福士:もちろん、カッコいいアクションを見せるのもいいことだと思うんですけど、そのキャラクターが見えていったり、物語を語る部分が見えると、アクションはより面白いんじゃないかな、と意識しながらやっているところはあります。
――川上さんは、『BLEACH』のようなソードアクションはお好きですか?
川上:日本特有というか、日本人が得意とするものなんじゃないかな、と思いますね。こういう作品は、海外で期待もされているでしょうし、ド真ん中の作品なんだと思います。
福士蒼汰 撮影=岩間辰徳
「作品やキャラクターを思い起こさせる」映画音楽への想い
[ALEXANDROS]川上洋平 撮影=岩間辰徳
――主題歌「Mosquito Bite」と挿入歌「MILK」も、アクションと同じように物語に密接にリンクしていますね。なぜここまでハマったのか、すごく気になるのですが。

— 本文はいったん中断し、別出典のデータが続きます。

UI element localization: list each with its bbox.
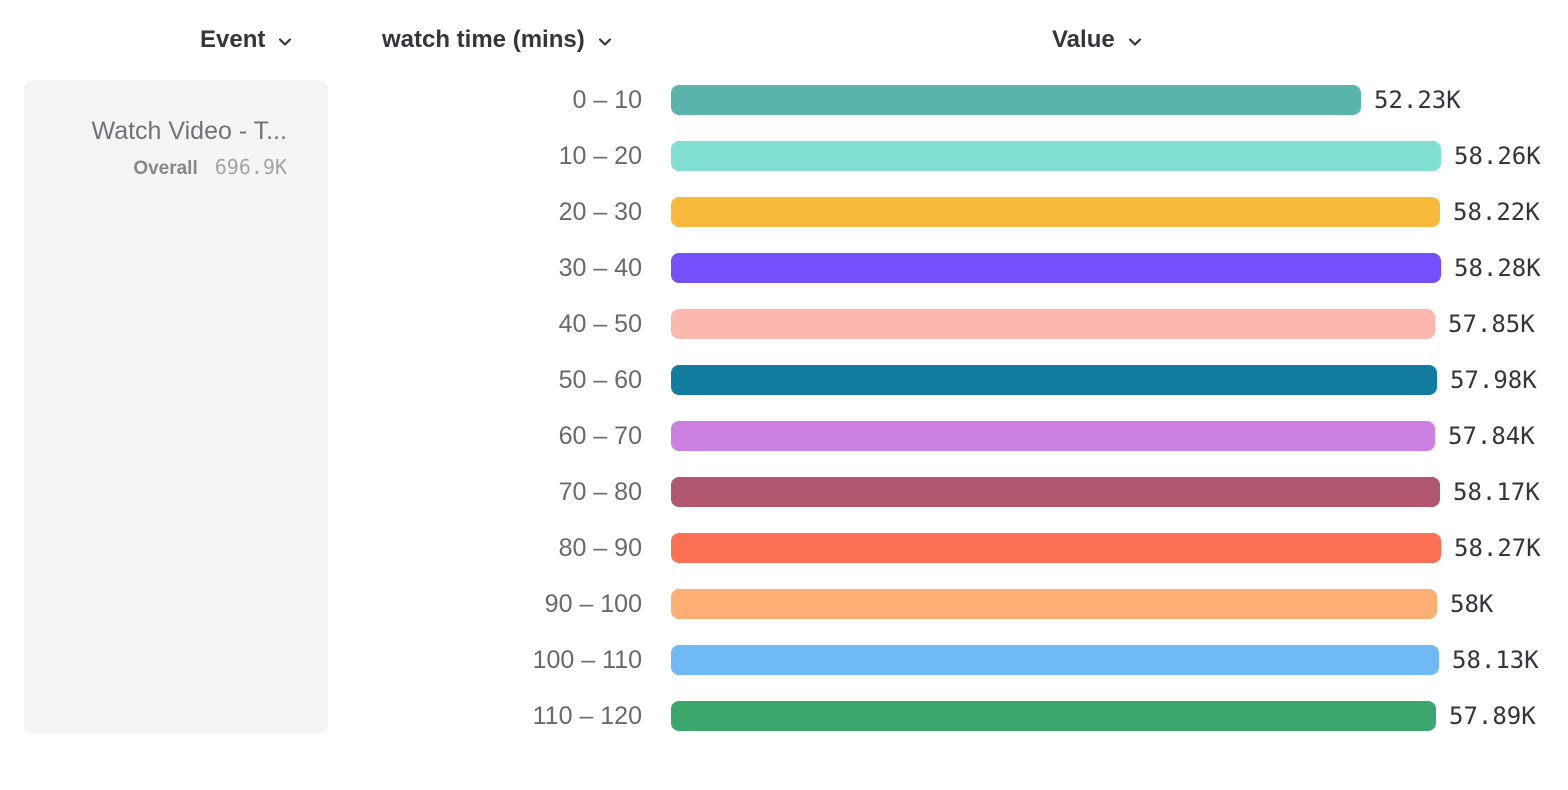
bar[interactable]: [671, 365, 1437, 395]
overall-value: 696.9K: [214, 155, 287, 179]
bar-value: 58.22K: [1453, 198, 1540, 226]
bar[interactable]: [671, 701, 1436, 731]
bucket-label: 10 – 20: [558, 141, 642, 170]
breakdown-column-header[interactable]: watch time (mins): [382, 26, 613, 54]
bucket-label: 110 – 120: [532, 701, 642, 730]
bucket-label: 100 – 110: [532, 645, 642, 674]
bar[interactable]: [671, 141, 1441, 171]
event-card-content: Watch Video - T... Overall 696.9K: [44, 116, 287, 180]
chart-row: 10 – 20 58.26K: [0, 128, 1568, 184]
event-overall-row: Overall 696.9K: [44, 155, 287, 180]
overall-label: Overall: [133, 158, 198, 179]
bucket-label: 30 – 40: [558, 253, 642, 282]
chart-row: 30 – 40 58.28K: [0, 240, 1568, 296]
bucket-label: 90 – 100: [544, 589, 642, 618]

川上:「Mosquito Bite」は映画を拝見してから作った曲なんですけど、「MILK」のほうはデモ音源まで出来ていた曲なんです。最初のラッシュ(※編註:編集が加えられる前の未完成版)を観たときには、「MILK」が使われるシーンに、佐藤監督が趣味で当て込んだ曲が流れていました。観終わった後に、監督に「あそこに当ててほしいんです」とリクエストいただいたんですが、ちょうどその時に携帯に完成前のデモ音源が入っていたので、その場で「これ、どうです?」と提案したら、「いいですね!」とおっしゃってくださって。だから、「MILK」に関しては、ピッタリはまってよかったな、と思います。もともと、「映画に使われたら面白いよね」と話して作りはじめた曲でもあるので。
――主題歌の「Mosquito Bite」は、エンドロールだけではなく、福士さん演じる一護の感情が揺れ動く、重要な場面で使われています。楽曲が使われる箇所は、あらかじめ監督から聞いていらしたんでしょうか?
川上:いいえ、全然。ただ、映画を観てイマジネーションを膨らませて、どこに使われてもいいように作りました。お渡しして、「好きに使ってください」とお伝えしたんです。「エンドロールでも使います」とは聞いていたんですけど。

――楽曲が入った映画をご覧になって、どう思われました?
川上:すごくビックリしたし、「ハマってるな!」と思いましたけど……それはぼくよりも、監督の手腕なんだろうな、と思います。というのも、ぼくは「Mosquito Bite」を作っているときは、そんなに(映像は)意識しなかったんです。映画を観た後には、「一旦忘れよう、自分が最大限にカッコイイと思う曲を作ろう」と思っていたので。ほかの作品で主題歌を作るときもそうなんですけど、映画を観たらそれは絶対に吸収されているから、何かしらいいものが書けるだろう、と思っています。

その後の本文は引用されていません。